Mahkememizce; Konya Ticaret Sicil Müdürlüğünden davalı şirkete ait tüm kayıtlar celpedilmiş, Konya C. Başsavcılığının ... soruşturma sayılı dosyası, Konya . İcra Hukuk Mahkemesinin ... esas, ve Konya . İcra Müdürlüğünün ... esas sayılı dosyaları UYAP sistemi üzerinden celp edilmiş, Konya Valiliği Yatırım ve Koordinasyon Başkanlığından ... İlçe Emniyet Müdürlüğü Hizmet Binası yapımı işi ile ilgili tüm bilgi ve belgeler celp edilmiş, mahkememizce tensiben iş ortaklığının tüm iş ve işlemlerini yürütmek ve ortaklığı temsil ve ihzam etmek üzere tedbiren ... kayyım olarak atanmış, iş ortaklığının ticari defter ve kayıtları üzerinde inceleme yaptırılarak muhasebeci bilirkişiden rapor alınmıştır.
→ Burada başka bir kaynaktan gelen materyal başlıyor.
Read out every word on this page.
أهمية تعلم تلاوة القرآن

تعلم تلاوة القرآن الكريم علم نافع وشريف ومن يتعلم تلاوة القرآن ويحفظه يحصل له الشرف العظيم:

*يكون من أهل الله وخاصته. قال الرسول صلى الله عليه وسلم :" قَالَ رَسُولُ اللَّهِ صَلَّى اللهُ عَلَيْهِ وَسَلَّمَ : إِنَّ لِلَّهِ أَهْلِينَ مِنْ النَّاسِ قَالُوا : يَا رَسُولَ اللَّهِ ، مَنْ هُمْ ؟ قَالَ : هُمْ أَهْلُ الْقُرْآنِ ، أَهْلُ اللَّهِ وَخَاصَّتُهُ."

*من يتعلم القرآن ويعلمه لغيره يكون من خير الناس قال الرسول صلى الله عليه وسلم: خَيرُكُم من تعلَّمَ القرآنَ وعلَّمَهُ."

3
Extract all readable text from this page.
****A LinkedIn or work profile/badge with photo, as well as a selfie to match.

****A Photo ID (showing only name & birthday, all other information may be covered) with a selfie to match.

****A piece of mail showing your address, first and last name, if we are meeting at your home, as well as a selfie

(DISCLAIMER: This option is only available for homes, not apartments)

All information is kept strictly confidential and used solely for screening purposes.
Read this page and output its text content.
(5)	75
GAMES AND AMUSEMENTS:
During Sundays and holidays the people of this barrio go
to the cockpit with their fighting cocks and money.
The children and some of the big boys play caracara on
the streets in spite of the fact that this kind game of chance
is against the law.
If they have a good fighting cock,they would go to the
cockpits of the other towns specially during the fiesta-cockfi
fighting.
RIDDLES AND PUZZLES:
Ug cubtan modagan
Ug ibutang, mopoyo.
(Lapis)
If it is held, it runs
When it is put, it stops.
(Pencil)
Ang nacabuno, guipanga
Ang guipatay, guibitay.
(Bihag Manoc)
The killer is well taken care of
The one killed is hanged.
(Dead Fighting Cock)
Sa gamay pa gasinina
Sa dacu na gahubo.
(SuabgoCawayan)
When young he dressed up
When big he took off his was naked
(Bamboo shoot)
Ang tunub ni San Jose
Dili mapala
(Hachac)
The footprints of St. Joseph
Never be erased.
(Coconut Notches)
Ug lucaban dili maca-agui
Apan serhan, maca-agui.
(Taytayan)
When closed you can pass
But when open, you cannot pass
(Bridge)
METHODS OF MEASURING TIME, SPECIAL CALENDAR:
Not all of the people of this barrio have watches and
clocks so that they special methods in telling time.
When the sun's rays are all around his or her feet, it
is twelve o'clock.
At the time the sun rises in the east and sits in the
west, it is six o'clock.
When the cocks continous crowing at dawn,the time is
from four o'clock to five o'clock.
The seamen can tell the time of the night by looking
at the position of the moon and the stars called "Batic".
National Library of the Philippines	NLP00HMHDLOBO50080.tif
TBK'nun 629. Maddesi; "Ortaklık sözleşmesiyle ortaklardan birine verilen yönetim yetkisi, haklı bir sebep olmaksızın, diğer ortaklarca kaldırılamaz ve sınırlanamaz. Ortaklık sözleşmesinde yetkinin kaldırılamayacağına ilişkin bir hüküm bulunsa bile, haklı bir sebep varsa, diğer ortaklardan her biri yönetim yetkisini kaldırabilir. Haklı sebepler, özellikle yönetici ortağın görevini aşırı ölçüde ihmal etmesi veya iyi yönetim için gerekli olan yeteneği kaybetmesi durumlarında vardır." hükmünü içermektedir.
Dosya içerisine celp olunan müzekkere cevaplarında görüleceği üzere, davalı şirketin sahibi ve yetkilisi ...'ın pek çok suçtan arandığı, adresi meçhulde olduğu, adli makamlarca arandığı, şirket adına düzenlenmiş eski bir vekaletname ile şirket işlerinin ve bu arada adi ortaklığın işlerinin ... tarafından devam ettirildiği ve adi ortaklık tarafından veya adi ortaklığa izafeten düzenlenmiş herhangi bir vekaletnamesinin olmadığı anlaşılmaktadır.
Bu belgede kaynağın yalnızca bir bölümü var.